Я схватил его за руку и с неожиданным интересом воскликнул:

– Вы говорите – шрам? Три недели назад? Не сидели ли вы тогда в сквере?

– Ну, да. Вы, вероятно, прочли в газете? Это самый нелепый случай моей жизни… Сижу я как-то теплым, тихим вечером в сквере. Лень, истома. Хочу закурить папиросу, – черт возьми! Нет спичек… Ну, думаю, будет проходить добрая душа, – попрошу. Как раз минут через десять проходит господин с дамой. Ее я не рассмотрел: – рожа, кажется. Но он курил. Подхожу, трогаю его самым вежливым образом за рукав: «Позвольте закурить». И – что же вы думаете! Этот бесноватый наклоняется к земле, поднимает что-то – и я, с разбитой головой, без памяти, лечу на землю. Подумать только, что эта несчастная беззащитная женщина шла с ним, даже не подозревая, вероятно, что это за птица.

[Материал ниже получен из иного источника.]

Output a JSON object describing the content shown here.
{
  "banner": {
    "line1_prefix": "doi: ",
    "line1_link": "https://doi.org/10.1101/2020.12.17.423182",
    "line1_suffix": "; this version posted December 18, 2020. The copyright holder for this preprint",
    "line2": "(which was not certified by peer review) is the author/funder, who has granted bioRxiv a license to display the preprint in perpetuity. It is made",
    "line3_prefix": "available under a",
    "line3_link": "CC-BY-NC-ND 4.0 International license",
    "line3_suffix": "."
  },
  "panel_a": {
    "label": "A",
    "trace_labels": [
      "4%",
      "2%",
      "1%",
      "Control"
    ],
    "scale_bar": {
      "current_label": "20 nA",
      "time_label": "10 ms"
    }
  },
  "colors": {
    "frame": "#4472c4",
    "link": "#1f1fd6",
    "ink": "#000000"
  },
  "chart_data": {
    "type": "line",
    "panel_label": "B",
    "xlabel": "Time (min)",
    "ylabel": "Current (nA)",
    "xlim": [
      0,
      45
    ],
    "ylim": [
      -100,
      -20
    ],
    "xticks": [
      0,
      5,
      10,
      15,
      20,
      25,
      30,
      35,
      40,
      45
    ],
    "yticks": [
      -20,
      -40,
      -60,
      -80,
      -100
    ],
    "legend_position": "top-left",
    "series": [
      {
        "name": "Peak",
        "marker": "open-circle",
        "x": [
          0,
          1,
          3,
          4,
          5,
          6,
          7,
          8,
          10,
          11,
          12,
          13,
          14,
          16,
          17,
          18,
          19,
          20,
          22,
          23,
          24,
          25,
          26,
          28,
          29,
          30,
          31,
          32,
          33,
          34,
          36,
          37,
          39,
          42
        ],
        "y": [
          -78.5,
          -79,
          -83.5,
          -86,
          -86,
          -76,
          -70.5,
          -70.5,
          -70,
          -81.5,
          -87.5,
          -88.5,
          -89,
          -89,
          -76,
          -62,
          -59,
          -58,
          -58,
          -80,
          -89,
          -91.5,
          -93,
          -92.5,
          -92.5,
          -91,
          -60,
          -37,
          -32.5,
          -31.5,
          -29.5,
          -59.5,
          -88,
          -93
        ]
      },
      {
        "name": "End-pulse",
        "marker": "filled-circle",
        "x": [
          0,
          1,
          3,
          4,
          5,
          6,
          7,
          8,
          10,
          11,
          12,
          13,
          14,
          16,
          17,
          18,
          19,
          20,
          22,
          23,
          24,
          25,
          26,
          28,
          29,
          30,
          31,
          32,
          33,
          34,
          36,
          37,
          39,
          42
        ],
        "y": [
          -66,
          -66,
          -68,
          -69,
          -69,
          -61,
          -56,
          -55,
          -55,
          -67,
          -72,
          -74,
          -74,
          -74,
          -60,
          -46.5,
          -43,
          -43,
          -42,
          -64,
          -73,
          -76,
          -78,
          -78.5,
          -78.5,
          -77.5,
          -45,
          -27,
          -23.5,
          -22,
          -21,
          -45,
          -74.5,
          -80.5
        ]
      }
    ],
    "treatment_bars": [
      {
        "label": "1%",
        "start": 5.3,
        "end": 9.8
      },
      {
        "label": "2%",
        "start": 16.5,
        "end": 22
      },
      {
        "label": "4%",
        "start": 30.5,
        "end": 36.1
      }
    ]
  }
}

Я посмотрел ему в глаза и строго спросил:

– Вы… действительно думаете, что имели дело с сумасшедшим?

– Я в этом уверен.

IV

Через полтора часа я лихорадочно рылся в старых номерах местной газеты и наконец нашел, что мне требовалось. Это была небольшая заметка в хронике происшествий:

«Под парами алкоголя. – Вчера утром сторожами, убиравшими сквер, был замечен неизвестный молодой человек, оказавшийся по паспорту дворянином, который, будучи в сильном опьянении, упал на дорожке сквера так неудачно, что разбил себе о лежавший неподалеку кирпич голову. Горе несчастных родителей этого заблудшего молодого человека не поддается описанию…»

* * *

Я сейчас стою на соборной колокольне, смотрю на движущиеся по улице кучки серых людей, напоминающих муравьев, которые сходятся, расходятся, сталкиваются и опять без всякой цели и плана расползаются во все стороны…

И смеюсь, смеюсь.

1.[Встреча] лицом к лицу (фр.).
2.Девятка – азартная карточная игра.